The strategic plan that the delegates developed in Burundi—the culmination of a 3-year process—is different from other plans for peacebuilding in the region because it is designed by and for people whose mission and self-understanding is shaped by a specific set of Catholic beliefs, practices and institutions—and whose effectiveness is derived in large measure from that Catholic identity. Or at least that’s the case that a prominent Mennonite peacebuilder, John Paul Lederach, makes in a new book, Peacebuilding: Catholic Theology, Ethics, and Praxis. In a chapter on Church engagement with armed actors, Lederach argues that the Catholic Church’s “ubiquitous presence” is a sociological phenomenon, but one that arises from a particular ecclesiology, which gives it a “unique if not unprecedented presence in the landscape” of particular conflicts. At least in majority-Catholic countries like Colombia and Congo, the Church’s depth and breadth of engagement in areas of conflict aligns with the multilevel and multifaceted demands of peacebuilding in ways rare among religious and secular actors.
Lederach points out that secular notions of mediation, negotiation, and conflict resolution do not adequately account for the Church’s engagement with armed actors. A local pastor in the “no-go” areas that make up large swaths of rural Colombia reaches out to the narco-trafficker or paramilitary leader, not as mediator, but as pastor, who engages and accompanies both the victims and perpetrators of violence, and prophet, who denounces and calls for accountability for violence and human rights abuses.
As pastor, he might also offer to hear the hardened killer’s confession, or invite him to celebrate the Eucharist. The sacraments, especially the Eucharist, Lederach explains, stand “as an important, perhaps unique, contribution of the Catholic tradition” insofar as “the sacramental act, symbolic and real, connects, heals, and challenges people affected by, and who can affect, the wider conflict.”
Lederach touches on just a few dimensions of Catholic peacebuilding. In the same volume, leading theologians and scholar-practitioners also evaluate Catholic teaching on inter-religious dialogue, Christology, reconciliation, human rights, development and ecclesiology through a peacebuilding lens.

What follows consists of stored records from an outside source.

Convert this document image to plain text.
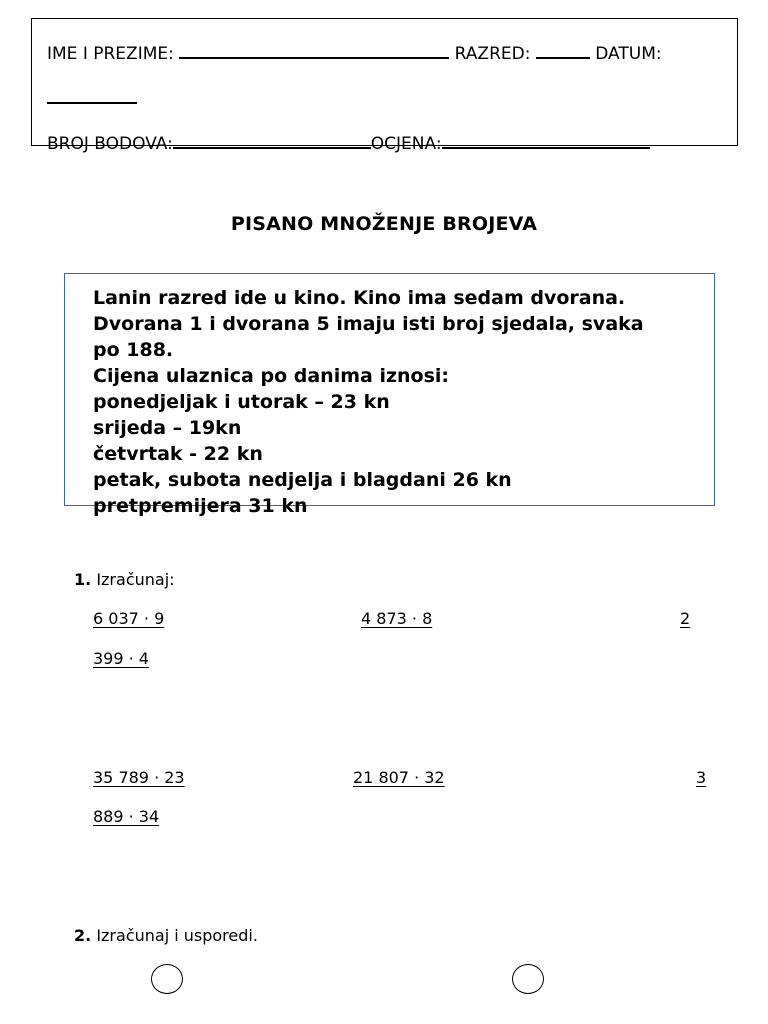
IME I PREZIME:	RAZRED:	DATUM:
BROJ BODOVA:	OCJENA:
PISANO MNOŽENJE BROJEVA
Lanin razred ide u kino. Kino ima sedam dvorana.
Dvorana 1 i dvorana 5 imaju isti broj sjedala, svaka
po 188.
Cijena ulaznica po danima iznosi:
ponedjeljak i utorak – 23 kn
srijeda – 19kn
četvrtak - 22 kn
petak, subota nedjelja i blagdani 26 kn
pretpremijera 31 kn
1. Izračunaj:
6 037 · 9	4 873 · 8	2
399 · 4
35 789 · 23	21 807 · 32	3
889 · 34
2. Izračunaj i usporedi.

A Corrective to Modern Conflict Resolution
The authors in Peacebuilding, like the participants in the Burundi strategy meeting, offer an important corrective to conventional approaches to religion and conflict. They show how strategic approaches to peacebuilding must go beyond the monolithic, undifferentiated, and functionalist approach to religion and conflict which characterizes so much of the academic literature and public policy debate. They take seriously the rich variety of peacebuilding resources found in the billion-strong, complex, and diverse community called the Catholic Church—and do not assume that the peacebuilding of this community is no different from other faiths or secular groups. They are deeply committed to engaging with other religious bodies, civil society groups, and governments in promoting peace, for that is what “catholic” peacebuilding means. But they do not insist—as many policymakers, scholars, and foundations do insist—that religious peacebuilding initiatives such as the strategy meeting in Burundi need to be inter-religious in order to be effective.
It is long past time to take religious peacebuilding seriously. The only way to do that is to take Catholic—and Presbyterian, Anglican, Mennonite, Orthodox, Jewish, Sunni, Shi’ite, Hindu, Buddhist—peacebuilding seriously.